Loans and Loans: the Laws for the Protection of the Guarantor?

We have often been asked whether, in a loan in which you have signed as Guarantor, there is the possibility of not paying the debt or recovering the sum after having paid off the debt, requesting its repayment to the principal debtor.

Regarding the first hypothesis, namely that of not paying the debt, it is clearly not possible because the signature of the Guarantor has in fact the purpose of ensuring that a second party provides for the payment of the loan, and therefore the loan does not remain unresolved. Precisely by virtue of the guarantee offered by the Guarantor, the financial companies expose themselves most to finance subjects that, without the Guarantor, would not be eligible for them. Consequently, if the Guarantor has the right not to pay, the value that the Guarantor assumes in the assessment of a request for funding would be lost.

Regarding the second hypothesis, that is the one that provides for a hypothetical action of recourse by the Guarantor against the principal debtor, following the payment of the debt, there are 4 articles of the civil code that protect the action of recourse from part of the guarantor against the principal debtor.
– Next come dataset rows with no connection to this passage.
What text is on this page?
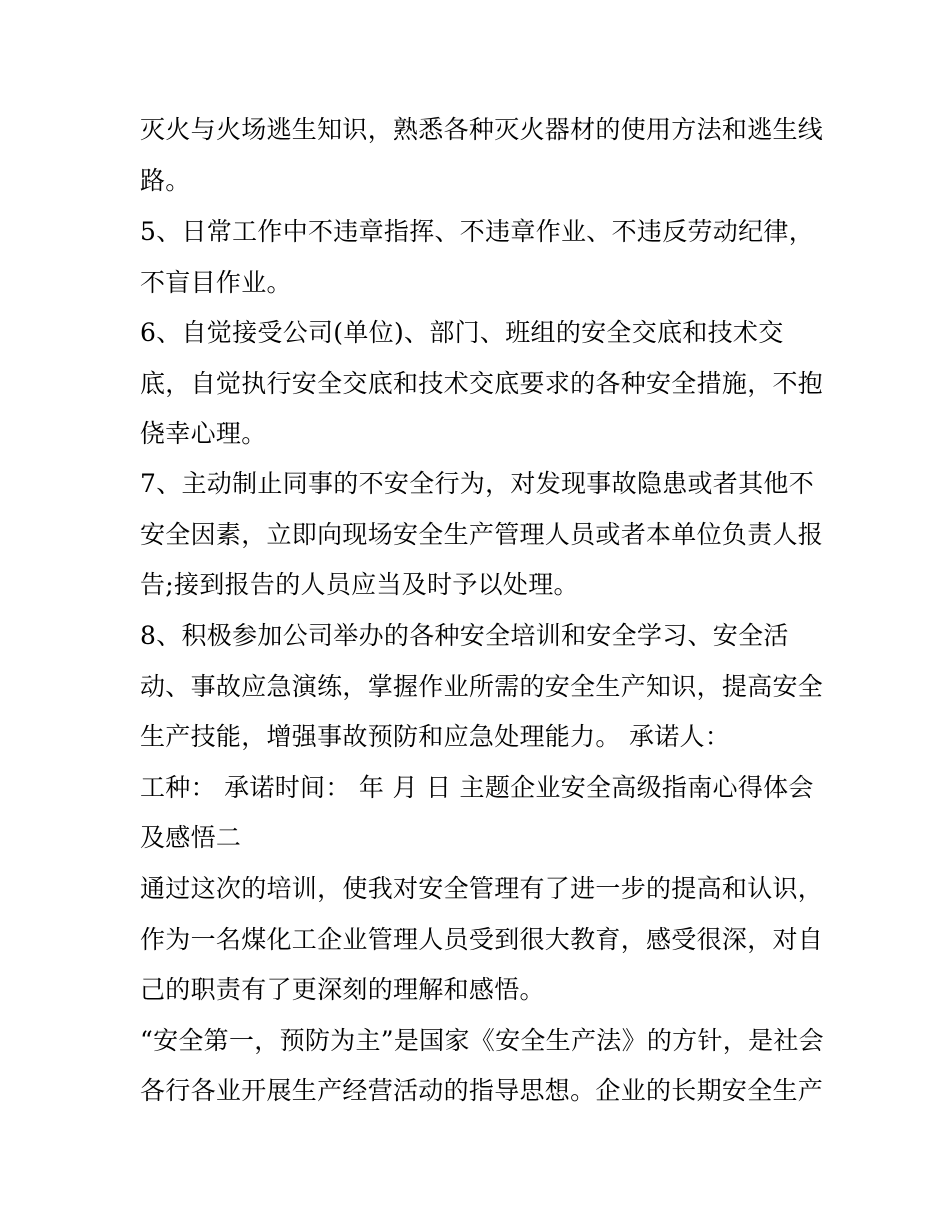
灭火与火场逃生知识，熟悉各种灭火器材的使用方法和逃生线
路。
5、日常工作中不违章指挥、不违章作业、不违反劳动纪律，
不盲目作业。
6、自觉接受公司(单位)、部门、班组的安全交底和技术交
底，自觉执行安全交底和技术交底要求的各种安全措施，不抱
侥幸心理。
7、主动制止同事的不安全行为，对发现事故隐患或者其他不
安全因素，立即向现场安全生产管理人员或者本单位负责人报
告;接到报告的人员应当及时予以处理。
8、积极参加公司举办的各种安全培训和安全学习、安全活
动、事故应急演练，掌握作业所需的安全生产知识，提高安全
生产技能，增强事故预防和应急处理能力。 承诺人：
工种： 承诺时间： 年 月 日 主题企业安全高级指南心得体会
及感悟二
通过这次的培训，使我对安全管理有了进一步的提高和认识，
作为一名煤化工企业管理人员受到很大教育，感受很深，对自
己的职责有了更深刻的理解和感悟。
“安全第一，预防为主”是国家《安全生产法》的方针，是社会
各行各业开展生产经营活动的指导思想。企业的长期安全生产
We list them below with the relative text:

  1. Article 1950 of the Civil Code: The guarantor who has paid has regressed against the principal debtor, although he was not aware of the guarantor.
    The regression includes the principal, interest and expenses that the guarantor has made after he has denounced the claims filed against him against the principal debtor.
    The guarantor is also entitled to legal interest on sums paid from the day of payment. If the principal debt produced interests in excess of the legal test, the guarantor is entitled to them until the repayment of the capital.
    If the debtor is incapable, the regression of the guarantor is permitted only within the limits of what has been turned to his advantage.
  2. Art. 1951 of the Civil Code: If there are several principal debtors who are jointly and severally liable, the guarantor who guaranteed for everyone has recourse against each to receive fully what he has paid.
  3. Art. 1952 of the Civil Code: The guarantor has no right of recourse against the principal debtor if, in order to have failed to denounce the payment made, the debtor has paid the debt equally. If the guarantor has paid without having given notice to the principal debtor, he may object to the exceptions which he might have been able to oppose to the principal creditor at the time of payment. In both cases the action for repetition against the creditor is reserved to the guarantor.
  4. Art. 2871 of the Civil Code: Rights of the third employer who paid the registered creditors or suffered expropriation. The third employer who paid the registered creditors or suffered the expropriation has regress against the debtor. If there are several debtors who are jointly and severally liable, the third party that made up the mortgage to guarantee everyone has a right of recourse against everyone for the whole (1292 and following). The third employer has recourse against the guarantors (1936 and following) of the debtor. It also regresses against other third-party employers for their respective portion (1299) and can exercise, also against third-party buyers, the sub-entry provided for in the second paragraph of Article 2866.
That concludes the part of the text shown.